Business intelligence and mobile software firm MicroStrategy has pledged to buy more Bitcoin despite reporting impairment losses of $424.8 million in Q2.
This is only a paper loss, however, based on the price of Bitcoin at the end of the quarter and does not reflect a realized loss. Depending on how you add the figures up, MicroStrategy appears to have made nearly one billion dollars more from Bitcoin than it spent.
Along with CEO Michael Saylor’s fervent belief in Bitcoin, that may be why it’s resolved to add more Bitcoin to its reserves going forward. The report stated:
“We continue to be pleased by the results of the implementation of our digital asset strategy. Our latest capital raise allowed us to expand our digital holdings, which now exceed 105,000 bitcoins. Going forward, we intend to continue to deploy additional capital into our digital asset strategy."

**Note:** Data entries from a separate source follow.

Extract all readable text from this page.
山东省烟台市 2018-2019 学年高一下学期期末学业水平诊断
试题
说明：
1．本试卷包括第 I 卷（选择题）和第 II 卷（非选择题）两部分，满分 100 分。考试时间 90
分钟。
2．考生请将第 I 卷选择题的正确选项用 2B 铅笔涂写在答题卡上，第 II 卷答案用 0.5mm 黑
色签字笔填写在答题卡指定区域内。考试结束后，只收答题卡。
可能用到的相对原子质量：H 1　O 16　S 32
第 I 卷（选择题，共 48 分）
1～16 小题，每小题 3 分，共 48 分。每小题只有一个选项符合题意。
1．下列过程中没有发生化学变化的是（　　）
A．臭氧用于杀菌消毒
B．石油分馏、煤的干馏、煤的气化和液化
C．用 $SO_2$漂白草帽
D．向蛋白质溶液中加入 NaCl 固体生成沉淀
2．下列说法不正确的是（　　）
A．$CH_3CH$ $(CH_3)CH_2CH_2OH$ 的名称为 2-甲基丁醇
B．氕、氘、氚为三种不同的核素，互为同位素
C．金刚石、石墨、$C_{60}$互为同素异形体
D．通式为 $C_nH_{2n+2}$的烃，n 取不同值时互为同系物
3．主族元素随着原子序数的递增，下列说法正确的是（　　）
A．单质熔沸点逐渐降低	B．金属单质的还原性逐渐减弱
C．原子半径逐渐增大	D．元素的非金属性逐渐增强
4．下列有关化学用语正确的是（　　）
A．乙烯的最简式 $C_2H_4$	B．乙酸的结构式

The Q2 report was announced earlier today. As of June 30, 2021, MicroStrategy held an approximate 105,085 BTC with a carrying value of $2.051 billion, at an impairment loss of $689.6 million since the acquisition. The average carrying amount per Bitcoin was an estimated $19,518.
Earlier this week, Elon Musk’s Tesla also published a Q2 report which showed a $23 million impairment loss on its Bitcoin holdings.
As both firms categorize Bitcoin as an “intangible asset,” accounting rules mandate that they must report an impairment loss when the asset’s price drops below its cost basis. However, they are not required to report price appreciation in the specified asset until the position is realized through a sale.
The digital asset figures were calculated using Generally Accepted Accounting Principles (GAAP) — a collection of commonly accepted accounting rules used for financial reporting. The firm also provided non-GAAP calculations, which in this report exclude the “impact of share-based compensation expense and impairment losses and gains on sale from intangible assets.”
The non-GAAP figures paint a different picture for MicroStrategy’s digital asset holdings, with the BTC cost basis at $2.741 billion but its market value is $3.653 billion, which reflects an average cost per BTC at $26,080 and a market price of $34,763, as of June 30.
Total revenues for the second quarter totaled $125.4 million, which was a 13.4% increase compared to Q2 of 2020. Microstrategy’s Gross profit equated to $102.3 million and represented a gross margin of 81.6%, which was a minor increase of 4.2% compared to the year prior. Overall, MicroStrategy reported a second-quarter loss of $299.3 million, compared to a $3 million profit in the same quarter last year.
Saylor and MicroStrategy appear to be all-in on Bitcoin at this stage, and both have continued to accumulate the asset despite the crypto downturn that began in May, as the strategy is to hold the asset long term. The CEO did recently note, however, that if the price of Bitcoin is lower than what it is today four years from now, he will reconsider his strategy.